Sun, 17 Nov 2019

Mink farms in Donegal, Laois and Kerry to be wound up

Conor Trindle
26 Jun 2019, 18:01 GMT+10

DUBLIN, Ireland - The Irish government on Tuesday made a decision to ban fur farming in the country.

Ireland will join a number of European countries to phase out mink farms, the latest being Norway.

"There has been considerable international and societal debate about fur farming. While the department has strengthened its controls over the sector in recent years, it is clear that there has been a shift in societal expectations in relation to the sector and recent veterinary evidence suggests that the farming of mink is counter to good animal welfare," the Minister for Agriculture, Food and the Marine, Michael Creed said Tuesday after the meeting of Cabinet which made the decision. "Taking these considerations into account, it is considered timely to commence the phasing out of the industry in Ireland."

The government says it will now proceed to bring forward a Bill which will be drafted in conjunction with the attorney general's office. The government bill will provide for a phased basis for the ban for existing operators."The government bill will make it illegal for any new fur farms to be established. Phase out arrangements will be put in place for the small number of current operators to allow for an orderly wind down of the sector and to allow time for employees to find alternative opportunities," the minister said.

The news will be welcomed by PETA which has campaigned for years for mink farming to be outlawed.

While many other European countries have banned fur farming, the approach has generally been to allow a phase out period over a number of years. There are currently three mink fur farms operating in Ireland, in counties Donegal, Laois and Kerry. These are seen as large farms producing approximately 110,000 pelts per annum.

There were four farms up until 2014, when the number was reduced to 3.

In 2011, a Review Group was established to examine all aspects of fur farming in Ireland. It examined the industry from all relevant aspects and did not recommend banning the industry. On foot of the Report, that was published in 2012, the Department of Agriculture, Food and the Marine introduced more rigorous controls on fur farms in the areas of animal welfare, accommodation, security and nutrient management. Fur farms became subject to regular inspections.

Norway's recent decision to ban fur farming, like Ireland, is on a phasing-out basis with the ban to take full effect by 2025. Norway is one of the world's top producers of fox felts, and is home to 300 fur farms.

Belgium last year decreed that its 17 mink farms must close by 2023.

Luxembourg's fur-farming ban came into effect in October 2018 after its animal-welfare law was passed in June.
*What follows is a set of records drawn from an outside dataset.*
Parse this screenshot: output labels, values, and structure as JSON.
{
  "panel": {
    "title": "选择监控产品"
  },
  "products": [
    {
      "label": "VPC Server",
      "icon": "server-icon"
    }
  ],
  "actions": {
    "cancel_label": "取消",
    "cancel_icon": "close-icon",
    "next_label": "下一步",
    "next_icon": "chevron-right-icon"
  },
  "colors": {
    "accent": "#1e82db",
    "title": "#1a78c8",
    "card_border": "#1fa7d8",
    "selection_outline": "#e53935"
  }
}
The country didn't have any fur farms, so the purpose of the ban was to prevent any new ones from opening, according to PETA.

In August 2017, the Czech parliament voted outlaw all fur farming from January this year. The bill received overwhelming support from politicians, and an opinion poll conducted the same year found 83% of Czech people were also in favour of the ban.
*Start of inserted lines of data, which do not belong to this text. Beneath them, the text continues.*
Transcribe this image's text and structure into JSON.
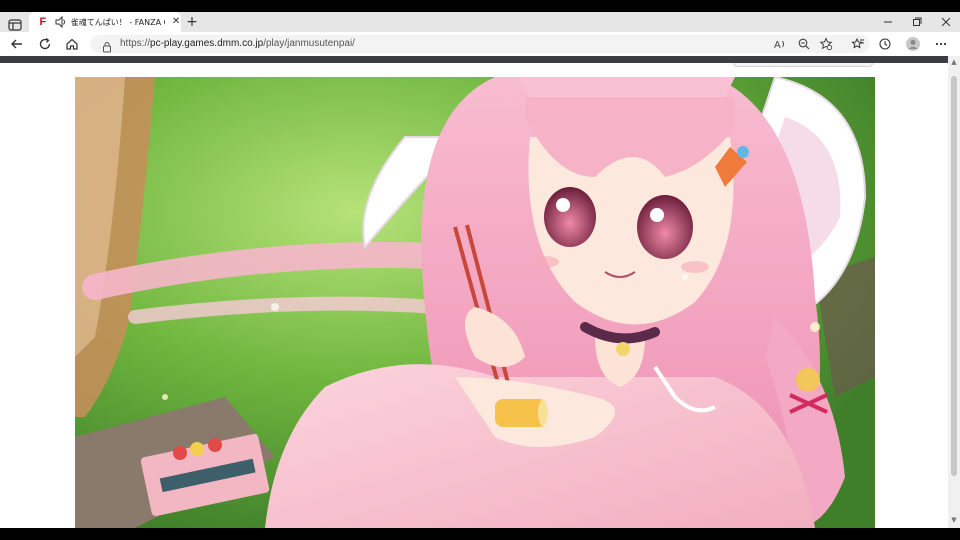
{
  "browser": {
    "tab": {
      "title": "雀魂てんぱい！ - FANZA GAMES",
      "favicon_letter": "F",
      "favicon_color": "#d40b22"
    },
    "new_tab_symbol": "+",
    "url_prefix": "https://",
    "url_host": "pc-play.games.dmm.co.jp",
    "url_path": "/play/janmusutenpai/",
    "icons": [
      "tab-actions-icon",
      "speaker-icon",
      "close-icon",
      "new-tab-icon",
      "minimize-icon",
      "maximize-icon",
      "window-close-icon",
      "back-icon",
      "refresh-icon",
      "home-icon",
      "lock-icon",
      "read-aloud-icon",
      "zoom-icon",
      "favorite-add-icon",
      "favorites-icon",
      "history-icon",
      "profile-icon",
      "more-icon"
    ]
  },
  "colors": {
    "accent": "#d40b22",
    "hair": "#f3a9c3",
    "grass": "#6cae3a"
  }
}
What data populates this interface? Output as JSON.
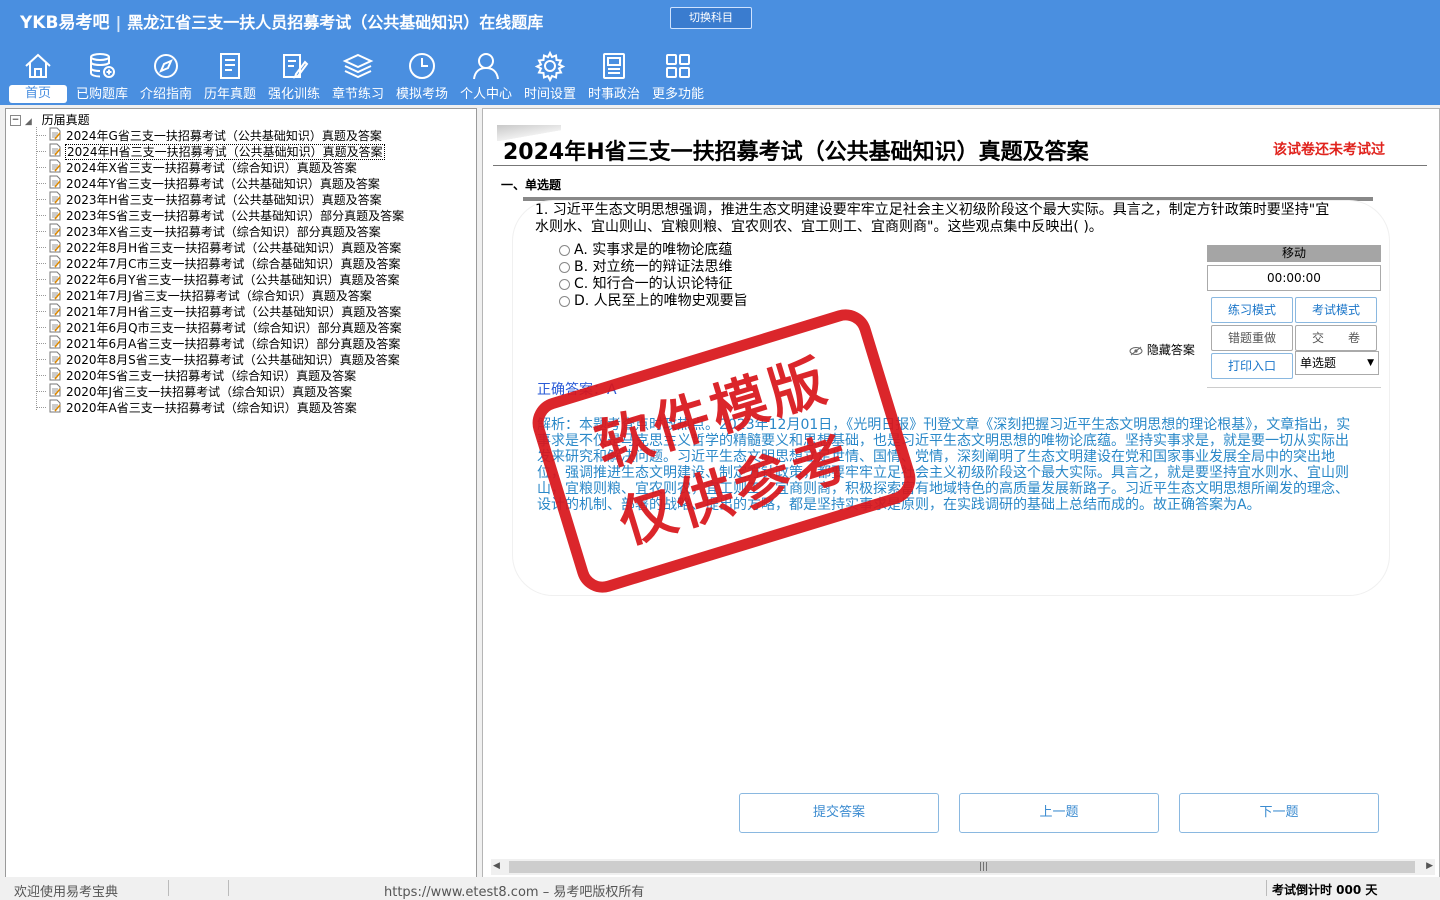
{
  "header": {
    "brand": "YKB易考吧",
    "title": "黑龙江省三支一扶人员招募考试（公共基础知识）在线题库",
    "switch_label": "切换科目"
  },
  "nav": [
    {
      "label": "首页",
      "icon": "home-icon",
      "active": true
    },
    {
      "label": "已购题库",
      "icon": "database-icon"
    },
    {
      "label": "介绍指南",
      "icon": "compass-icon"
    },
    {
      "label": "历年真题",
      "icon": "document-list-icon"
    },
    {
      "label": "强化训练",
      "icon": "edit-icon"
    },
    {
      "label": "章节练习",
      "icon": "layers-icon"
    },
    {
      "label": "模拟考场",
      "icon": "clock-icon"
    },
    {
      "label": "个人中心",
      "icon": "user-icon"
    },
    {
      "label": "时间设置",
      "icon": "gear-icon"
    },
    {
      "label": "时事政治",
      "icon": "news-icon"
    },
    {
      "label": "更多功能",
      "icon": "grid-icon"
    }
  ],
  "tree": {
    "root": "历届真题",
    "items": [
      "2024年G省三支一扶招募考试（公共基础知识）真题及答案",
      "2024年H省三支一扶招募考试（公共基础知识）真题及答案",
      "2024年X省三支一扶招募考试（综合知识）真题及答案",
      "2024年Y省三支一扶招募考试（公共基础知识）真题及答案",
      "2023年H省三支一扶招募考试（公共基础知识）真题及答案",
      "2023年S省三支一扶招募考试（公共基础知识）部分真题及答案",
      "2023年X省三支一扶招募考试（综合知识）部分真题及答案",
      "2022年8月H省三支一扶招募考试（公共基础知识）真题及答案",
      "2022年7月C市三支一扶招募考试（综合基础知识）真题及答案",
      "2022年6月Y省三支一扶招募考试（公共基础知识）真题及答案",
      "2021年7月J省三支一扶招募考试（综合知识）真题及答案",
      "2021年7月H省三支一扶招募考试（公共基础知识）真题及答案",
      "2021年6月Q市三支一扶招募考试（综合知识）部分真题及答案",
      "2021年6月A省三支一扶招募考试（综合知识）部分真题及答案",
      "2020年8月S省三支一扶招募考试（公共基础知识）真题及答案",
      "2020年S省三支一扶招募考试（综合知识）真题及答案",
      "2020年J省三支一扶招募考试（综合知识）真题及答案",
      "2020年A省三支一扶招募考试（综合知识）真题及答案"
    ],
    "selected_index": 1
  },
  "exam": {
    "title": "2024年H省三支一扶招募考试（公共基础知识）真题及答案",
    "status": "该试卷还未考试过",
    "section": "一、单选题",
    "question": "1. 习近平生态文明思想强调，推进生态文明建设要牢牢立足社会主义初级阶段这个最大实际。具言之，制定方针政策时要坚持\"宜水则水、宜山则山、宜粮则粮、宜农则农、宜工则工、宜商则商\"。这些观点集中反映出( )。",
    "options": [
      "A. 实事求是的唯物论底蕴",
      "B. 对立统一的辩证法思维",
      "C. 知行合一的认识论特征",
      "D. 人民至上的唯物史观要旨"
    ],
    "answer_label": "正确答案：",
    "answer": "A",
    "analysis": "解析：本题考查点时政热点。2023年12月01日，《光明日报》刊登文章《深刻把握习近平生态文明思想的理论根基》，文章指出，实事求是不仅是马克思主义哲学的精髓要义和思想基础，也是习近平生态文明思想的唯物论底蕴。坚持实事求是，就是要一切从实际出发来研究和解决问题。习近平生态文明思想立足世情、国情、党情，深刻阐明了生态文明建设在党和国家事业发展全局中的突出地位，强调推进生态文明建设、制定方针政策，都要牢牢立足社会主义初级阶段这个最大实际。具言之，就是要坚持宜水则水、宜山则山，宜粮则粮、宜农则农，宜工则工、宜商则商，积极探索富有地域特色的高质量发展新路子。习近平生态文明思想所阐发的理念、设计的机制、部署的战略、提出的方略，都是坚持实事求是原则，在实践调研的基础上总结而成的。故正确答案为A。",
    "hide_answer": "隐藏答案"
  },
  "tools": {
    "move": "移动",
    "timer": "00:00:00",
    "practice_mode": "练习模式",
    "exam_mode": "考试模式",
    "redo_wrong": "错题重做",
    "submit_paper": "交　　卷",
    "print_entry": "打印入口",
    "question_type": "单选题"
  },
  "buttons": {
    "submit": "提交答案",
    "prev": "上一题",
    "next": "下一题"
  },
  "stamp": {
    "line1": "软件模版",
    "line2": "仅供参考"
  },
  "statusbar": {
    "welcome": "欢迎使用易考宝典",
    "url": "https://www.etest8.com – 易考吧版权所有",
    "countdown": "考试倒计时 000 天"
  },
  "colors": {
    "header_bg": "#4a8fe0",
    "status_red": "#e0231d",
    "answer_blue": "#2a5bd7",
    "analysis_blue": "#2a88c8",
    "stamp_red": "#d9161c"
  }
}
Following 20 years of campaigning by PETA Germany, including investigations, petitions, and protests, in 2017, German politicians voted to introduce fur-farming regulations so strict that raising minks for fur would no longer be commercially viable. The country's last fur farms will close down in 2022 after a five-year transition period.

In 2015, the Netherlands confirmed the introduction of a fur-farming ban, which will phase out the production of mink fur entirely by 2024. The decision came after thousands of PETA Netherlands supporters spoke out about the cruelty inherent in fur farming.
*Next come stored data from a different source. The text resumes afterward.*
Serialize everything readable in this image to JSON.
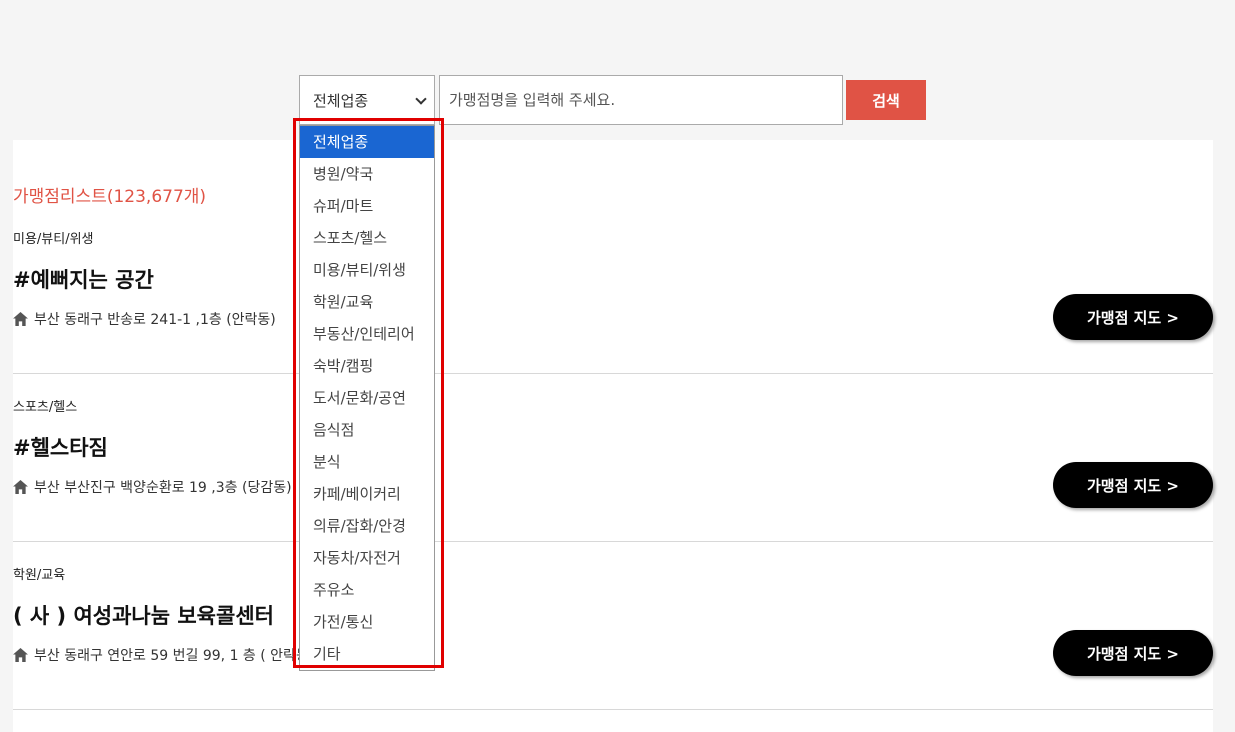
{
  "search": {
    "selected_category": "전체업종",
    "placeholder": "가맹점명을 입력해 주세요.",
    "search_label": "검색"
  },
  "list": {
    "title": "가맹점리스트(123,677개)",
    "map_button_label": "가맹점 지도 >",
    "stores": [
      {
        "category": "미용/뷰티/위생",
        "name": "#예뻐지는 공간",
        "address": "부산 동래구 반송로 241-1 ,1층 (안락동)"
      },
      {
        "category": "스포츠/헬스",
        "name": "#헬스타짐",
        "address": "부산 부산진구 백양순환로 19 ,3층 (당감동)"
      },
      {
        "category": "학원/교육",
        "name": "( 사 ) 여성과나눔 보육콜센터",
        "address": "부산 동래구 연안로 59 번길 99, 1 층 ( 안락동 )"
      }
    ]
  },
  "dropdown": {
    "options": [
      "전체업종",
      "병원/약국",
      "슈퍼/마트",
      "스포츠/헬스",
      "미용/뷰티/위생",
      "학원/교육",
      "부동산/인테리어",
      "숙박/캠핑",
      "도서/문화/공연",
      "음식점",
      "분식",
      "카페/베이커리",
      "의류/잡화/안경",
      "자동차/자전거",
      "주유소",
      "가전/통신",
      "기타"
    ],
    "selected_index": 0
  },
  "colors": {
    "accent": "#e05345",
    "selected_option": "#1a66d2",
    "highlight": "#e00000"
  }
}
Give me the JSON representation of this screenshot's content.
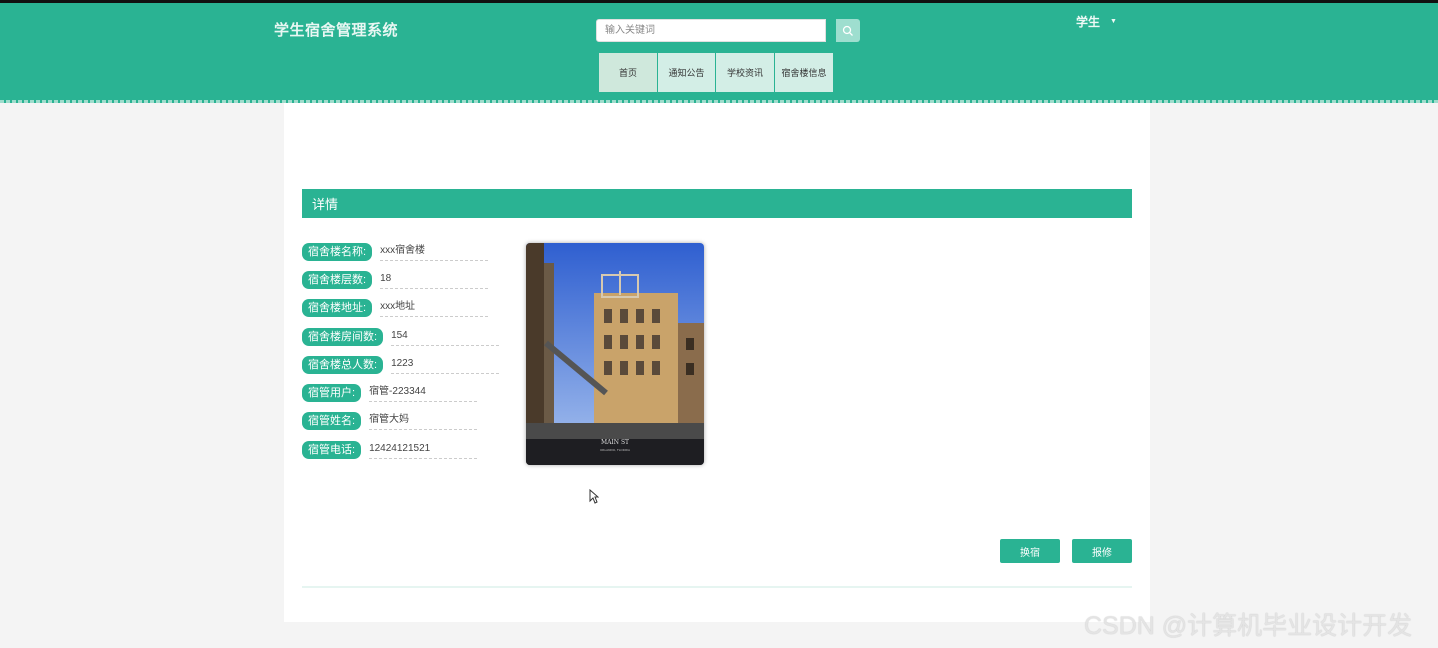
{
  "header": {
    "logo": "学生宿舍管理系统",
    "search_placeholder": "输入关键词",
    "user_label": "学生",
    "nav": [
      "首页",
      "通知公告",
      "学校资讯",
      "宿舍楼信息"
    ]
  },
  "detail": {
    "section_title": "详情",
    "fields": [
      {
        "label": "宿舍楼名称:",
        "value": "xxx宿舍楼"
      },
      {
        "label": "宿舍楼层数:",
        "value": "18"
      },
      {
        "label": "宿舍楼地址:",
        "value": "xxx地址"
      },
      {
        "label": "宿舍楼房间数:",
        "value": "154"
      },
      {
        "label": "宿舍楼总人数:",
        "value": "1223"
      },
      {
        "label": "宿管用户:",
        "value": "宿管-223344"
      },
      {
        "label": "宿管姓名:",
        "value": "宿管大妈"
      },
      {
        "label": "宿管电话:",
        "value": "12424121521"
      }
    ],
    "photo_caption": "MAIN ST",
    "photo_caption_sub": "ORLANDO, FLORIDA",
    "buttons": {
      "checkin": "换宿",
      "repair": "报修"
    }
  },
  "watermark": "CSDN @计算机毕业设计开发",
  "colors": {
    "accent": "#2ab393",
    "nav_bg": "#d3eee6"
  }
}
In 2014, the Republic of Macedonia introduced a fur-farming ban with a 3-year phase-out period, making the practice illegal as of 2017.

Slovenian MPs voted in favour of banning the hunting and farming of animals for their fur, skin, and closing down in 2013. Existing fur farms were forced to shut down within a three-year phase-out period.

A total ban on fur farming recently took effect in Serbia, bringing into force a provision of the 2009 Animal Welfare Act, which included a 10-year transitional period. In the face of heavy lobbying by the fur industry seeking to reverse the decision, PETA Germany joined more than 40 other animal-protection groups worldwide in years of determined campaigning to make sure that the Serbian government followed through on its promise.

A fur-farming ban took effect in Croatia in 2017 following a 10-year phase-out period. When the ban, which was passed in 2006, was challenged by chinchilla breeders, animal rights groups and concerned members of the public urged the country's Minister of Agriculture to uphold a complete ban. Sharon Osbourne was among them, and in a PETA video, she explained how chinchillas suffer and are killed on fur farms. The government listened and followed through on its promise – sparing countless chinchillas a lifetime of misery and a painful death.

Back in 2004, six out of Austria's nine federal states completely outlawed fur farming, and the other three implemented strict animal-welfare regulations that made the practice unviable.

Fur farming has been illegal in Britain for nearly two decades – a ban came into force in England and Wales in 2000 and was extended to Northern Ireland and Scotland in 2002.Under EU regulations, it's illegal to trade in cat, dog, or seal fur, but the fur of other animals, such as coyotes, foxes, raccoon dogs, and minks, can still be sold.

In Ireland at present, according to PETA, up to 200,000 minks are gassed and skinned every year.